In both cases, there is a recognition that schools and districts have limited resources, so money should not be spent without deep intention. Leaders want to “hire” outside vendors because they don’t have that capacity in their own systems, and tech vendors want to partner because they want to expand the capacity at a school around a specific problem.
However, as a district or school leader, you need to think about more than the service or product you are buying: you are really purchasing a job to be done (JTBD). Originally proposed by Clayton Christensen, this business idea defined for schools is, “the process a school goes through whenever it aims to change its existing situation into a preferred one, but cannot because there are constraints that stop it.”
Figure 1: From A. Klement https://jtbd.info/know-the-two-very-different-interpretations-of-jobs-to-be-done-5a18b748bd89
A JTBD is about a desire for progress:
1. There is your current way of educating/working
2. There is a new, better way of educating/ working you desire
3. Constraints block you going from #1 to #2
Removing those constraints IS
the Job to be Done that both schools and vendors are trying to figure out but often in their own silos.
So as someone who sees personalization as a major JTBD on both sides of the equation, here are 8 “jobs to be done” that schools and consultants/vendors need from each other.
Schools are hiring consultants/tech vendors, not just for their product, but also to:
1. Increase their capacity: many schools struggle to create the internal capacity necessary to move to more personalized learning models. Schools need third-party vendors to help add new knowledge, skills and ways of thinking about these new models.
2. Become thought partners: given each school context is somewhat different, schools and their leaders need thought partners to help think not only about new learning models, but implementation strategies, communication strategies and changing the mindsets of adult learners.
3. Think about impact: since resources are always scarce in schools, knowing the impact of technology or training has become more critical the past few years. Schools need third party vendors who have the capacity and willingness to measure the impact of product/services on student learning.
4. Provide flexibility: again, given schools have different contexts, they need vendors that provide a problem-first mentality. Rather than offering an immediate solution, schools want third-party vendors who are flexible and willing to adapt and iterate over time with the school based on their local needs.
In a similar vein, tech vendors and consultants today are not just trying to sell their product but are looking to hire schools to:
5. Expand their understanding: many tech companies or consulting groups may have limited school experience and need school partners who can add to their thinking about their product or service. They need a guarantee of use so they can figure out what works for whom in which circumstances.
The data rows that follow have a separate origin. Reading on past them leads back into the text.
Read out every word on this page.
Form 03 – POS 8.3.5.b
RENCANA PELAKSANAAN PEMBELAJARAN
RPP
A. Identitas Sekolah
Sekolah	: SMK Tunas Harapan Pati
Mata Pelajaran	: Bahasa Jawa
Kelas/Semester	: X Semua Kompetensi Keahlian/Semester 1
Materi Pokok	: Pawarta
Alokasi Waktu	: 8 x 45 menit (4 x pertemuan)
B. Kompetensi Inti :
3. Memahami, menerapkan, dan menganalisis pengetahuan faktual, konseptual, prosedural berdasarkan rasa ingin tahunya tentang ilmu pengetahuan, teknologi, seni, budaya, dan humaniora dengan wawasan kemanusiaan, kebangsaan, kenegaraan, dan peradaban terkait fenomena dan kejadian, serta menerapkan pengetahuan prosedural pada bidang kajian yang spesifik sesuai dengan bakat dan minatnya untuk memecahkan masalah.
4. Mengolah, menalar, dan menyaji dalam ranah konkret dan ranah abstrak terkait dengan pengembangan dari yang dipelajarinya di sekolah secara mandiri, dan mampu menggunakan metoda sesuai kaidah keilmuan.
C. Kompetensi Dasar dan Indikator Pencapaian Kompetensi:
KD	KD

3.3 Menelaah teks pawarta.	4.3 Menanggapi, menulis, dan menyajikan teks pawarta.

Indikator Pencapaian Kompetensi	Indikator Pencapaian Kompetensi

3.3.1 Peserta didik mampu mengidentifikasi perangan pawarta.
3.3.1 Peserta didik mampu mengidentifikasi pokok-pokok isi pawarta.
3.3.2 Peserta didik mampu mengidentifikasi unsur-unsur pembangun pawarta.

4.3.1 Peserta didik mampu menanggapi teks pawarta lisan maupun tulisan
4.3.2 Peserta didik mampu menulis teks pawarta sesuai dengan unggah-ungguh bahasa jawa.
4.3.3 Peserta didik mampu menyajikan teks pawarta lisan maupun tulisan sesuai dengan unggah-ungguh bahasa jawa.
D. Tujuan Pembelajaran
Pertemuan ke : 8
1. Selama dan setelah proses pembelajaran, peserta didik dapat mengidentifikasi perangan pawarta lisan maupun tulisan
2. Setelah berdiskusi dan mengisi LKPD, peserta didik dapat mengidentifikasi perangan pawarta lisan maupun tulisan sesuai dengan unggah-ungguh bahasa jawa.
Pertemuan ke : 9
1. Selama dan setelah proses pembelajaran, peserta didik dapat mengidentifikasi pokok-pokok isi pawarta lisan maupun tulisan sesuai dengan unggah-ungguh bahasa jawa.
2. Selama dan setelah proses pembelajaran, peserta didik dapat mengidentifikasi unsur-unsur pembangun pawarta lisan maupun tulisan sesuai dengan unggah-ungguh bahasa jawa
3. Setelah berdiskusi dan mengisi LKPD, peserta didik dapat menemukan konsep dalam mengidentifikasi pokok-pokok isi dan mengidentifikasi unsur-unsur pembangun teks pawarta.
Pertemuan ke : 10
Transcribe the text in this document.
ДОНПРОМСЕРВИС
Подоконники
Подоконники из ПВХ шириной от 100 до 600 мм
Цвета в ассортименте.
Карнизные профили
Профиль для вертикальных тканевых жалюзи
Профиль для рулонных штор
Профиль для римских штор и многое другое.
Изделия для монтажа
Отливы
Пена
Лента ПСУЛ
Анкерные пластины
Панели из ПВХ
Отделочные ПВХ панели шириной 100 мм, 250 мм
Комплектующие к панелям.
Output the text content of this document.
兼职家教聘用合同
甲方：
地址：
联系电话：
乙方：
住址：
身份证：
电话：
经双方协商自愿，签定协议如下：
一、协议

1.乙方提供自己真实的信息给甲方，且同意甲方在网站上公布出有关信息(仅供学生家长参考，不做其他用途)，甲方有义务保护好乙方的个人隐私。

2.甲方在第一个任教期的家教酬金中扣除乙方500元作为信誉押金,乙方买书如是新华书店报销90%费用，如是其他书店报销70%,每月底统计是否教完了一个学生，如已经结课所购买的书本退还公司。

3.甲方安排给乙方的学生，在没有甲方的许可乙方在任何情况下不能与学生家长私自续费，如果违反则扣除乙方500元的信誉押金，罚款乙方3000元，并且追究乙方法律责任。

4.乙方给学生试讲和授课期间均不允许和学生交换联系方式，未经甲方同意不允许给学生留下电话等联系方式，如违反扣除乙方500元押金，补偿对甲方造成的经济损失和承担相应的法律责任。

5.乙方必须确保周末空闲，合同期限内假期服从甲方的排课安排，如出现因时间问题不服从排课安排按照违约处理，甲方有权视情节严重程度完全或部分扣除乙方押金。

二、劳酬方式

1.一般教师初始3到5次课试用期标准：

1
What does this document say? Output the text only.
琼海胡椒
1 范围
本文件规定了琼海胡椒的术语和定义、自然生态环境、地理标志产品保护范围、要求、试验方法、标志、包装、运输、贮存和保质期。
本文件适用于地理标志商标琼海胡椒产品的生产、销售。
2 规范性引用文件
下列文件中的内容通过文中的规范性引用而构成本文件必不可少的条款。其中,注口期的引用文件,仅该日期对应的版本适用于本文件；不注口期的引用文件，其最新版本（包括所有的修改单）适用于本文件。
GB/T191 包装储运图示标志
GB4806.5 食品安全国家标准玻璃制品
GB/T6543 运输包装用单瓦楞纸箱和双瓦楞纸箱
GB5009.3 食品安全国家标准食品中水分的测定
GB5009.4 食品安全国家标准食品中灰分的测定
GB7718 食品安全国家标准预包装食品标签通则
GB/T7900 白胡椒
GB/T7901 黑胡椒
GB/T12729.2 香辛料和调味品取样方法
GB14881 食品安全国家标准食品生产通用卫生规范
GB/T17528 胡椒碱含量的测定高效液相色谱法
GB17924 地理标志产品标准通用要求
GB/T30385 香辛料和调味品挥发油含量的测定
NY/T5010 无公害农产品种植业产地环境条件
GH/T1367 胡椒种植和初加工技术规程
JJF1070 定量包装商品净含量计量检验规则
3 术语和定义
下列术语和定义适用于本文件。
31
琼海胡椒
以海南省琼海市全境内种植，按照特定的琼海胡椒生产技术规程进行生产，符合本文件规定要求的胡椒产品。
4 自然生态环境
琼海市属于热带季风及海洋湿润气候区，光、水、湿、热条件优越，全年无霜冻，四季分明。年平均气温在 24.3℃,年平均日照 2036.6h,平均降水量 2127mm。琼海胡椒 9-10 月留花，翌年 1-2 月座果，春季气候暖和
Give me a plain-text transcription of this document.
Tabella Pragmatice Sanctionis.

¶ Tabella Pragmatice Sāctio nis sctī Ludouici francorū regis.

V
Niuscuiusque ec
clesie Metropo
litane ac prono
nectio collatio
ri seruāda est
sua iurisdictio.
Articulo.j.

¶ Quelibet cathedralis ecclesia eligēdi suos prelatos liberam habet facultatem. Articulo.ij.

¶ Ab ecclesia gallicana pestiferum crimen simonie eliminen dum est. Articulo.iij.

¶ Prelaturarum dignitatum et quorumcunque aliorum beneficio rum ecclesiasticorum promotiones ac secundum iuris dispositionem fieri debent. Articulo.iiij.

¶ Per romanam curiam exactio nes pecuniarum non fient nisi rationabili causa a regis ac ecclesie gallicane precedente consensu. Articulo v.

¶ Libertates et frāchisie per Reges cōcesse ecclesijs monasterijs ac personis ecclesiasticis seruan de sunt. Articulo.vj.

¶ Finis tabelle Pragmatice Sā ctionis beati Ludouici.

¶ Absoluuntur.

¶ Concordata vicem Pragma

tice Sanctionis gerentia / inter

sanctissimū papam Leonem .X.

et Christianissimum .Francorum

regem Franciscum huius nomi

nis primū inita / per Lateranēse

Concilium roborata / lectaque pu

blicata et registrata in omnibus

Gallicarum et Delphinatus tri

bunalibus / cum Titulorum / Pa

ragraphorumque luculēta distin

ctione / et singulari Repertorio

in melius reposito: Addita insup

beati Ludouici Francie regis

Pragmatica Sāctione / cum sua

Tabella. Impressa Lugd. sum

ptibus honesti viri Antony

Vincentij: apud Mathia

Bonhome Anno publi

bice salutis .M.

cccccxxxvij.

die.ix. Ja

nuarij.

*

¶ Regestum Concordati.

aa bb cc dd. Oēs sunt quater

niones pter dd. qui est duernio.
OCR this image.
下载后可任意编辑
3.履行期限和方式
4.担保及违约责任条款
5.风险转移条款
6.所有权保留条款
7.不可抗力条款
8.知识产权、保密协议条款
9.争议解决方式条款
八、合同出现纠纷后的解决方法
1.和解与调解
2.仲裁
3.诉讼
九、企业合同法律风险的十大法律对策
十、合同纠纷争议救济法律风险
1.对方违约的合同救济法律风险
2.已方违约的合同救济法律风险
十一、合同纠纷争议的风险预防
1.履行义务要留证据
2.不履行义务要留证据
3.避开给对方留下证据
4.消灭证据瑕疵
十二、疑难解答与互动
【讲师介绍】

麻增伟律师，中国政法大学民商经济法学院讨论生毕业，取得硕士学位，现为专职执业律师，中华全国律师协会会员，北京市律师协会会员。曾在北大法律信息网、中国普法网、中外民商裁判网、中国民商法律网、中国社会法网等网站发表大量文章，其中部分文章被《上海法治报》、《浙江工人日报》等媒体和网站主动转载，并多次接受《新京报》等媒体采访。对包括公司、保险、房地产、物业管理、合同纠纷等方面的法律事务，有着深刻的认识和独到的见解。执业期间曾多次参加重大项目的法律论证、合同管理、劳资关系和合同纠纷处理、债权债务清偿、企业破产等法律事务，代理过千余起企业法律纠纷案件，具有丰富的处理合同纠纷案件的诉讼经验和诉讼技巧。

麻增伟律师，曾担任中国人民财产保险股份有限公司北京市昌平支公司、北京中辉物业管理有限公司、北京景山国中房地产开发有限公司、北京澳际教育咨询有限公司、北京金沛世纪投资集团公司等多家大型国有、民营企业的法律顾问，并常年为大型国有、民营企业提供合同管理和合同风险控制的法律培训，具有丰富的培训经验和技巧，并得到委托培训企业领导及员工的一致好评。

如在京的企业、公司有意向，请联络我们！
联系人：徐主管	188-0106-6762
6. Form networks: similarly, the idea of networks has become an emergent idea for third-party vendors. Instead of trying to solve problems by themselves, third-party vendors are looking for schools to become research partners around common problems of practice.
7. Innovate: all of us are trying to find answers to difficult problems. From the vendor perspective, we look for schools who want to innovate, who want to push the envelope on trying new ideas with their students, and who aren’t afraid to acknowledge when something isn’t working. The tech mantra has been “fail fast, learn quick”. This is where the real learning occurs and vendors want schools who are willing to accept this philosophy.
8. Broaden their scope:
The research is clear that students need a broader education than just reading and math, but schools, as we know, often lag far behind the research. Vendors need schools to broaden their scope in many areas to see how we can accentuate more than just the academic outcomes of schools. For instance, with the advent of a focus on SEL skills, many vendors are beginning to head down that path with products and services and need school partners.
The Next Level of Partnerships
I have met many people as an educator and consultant, and we all want the same thing. We want students to succeed, but we recognize there are still many problems that need to be solved for them to do so. We live in a world though where it can’t be us vs. them anymore no matter who us or them is. We need each other and need to recognize our jobs to be done can help solve these massive problems. Only then will we have true partnerships between all the stakeholders and capacity builders involved in transforming student learning.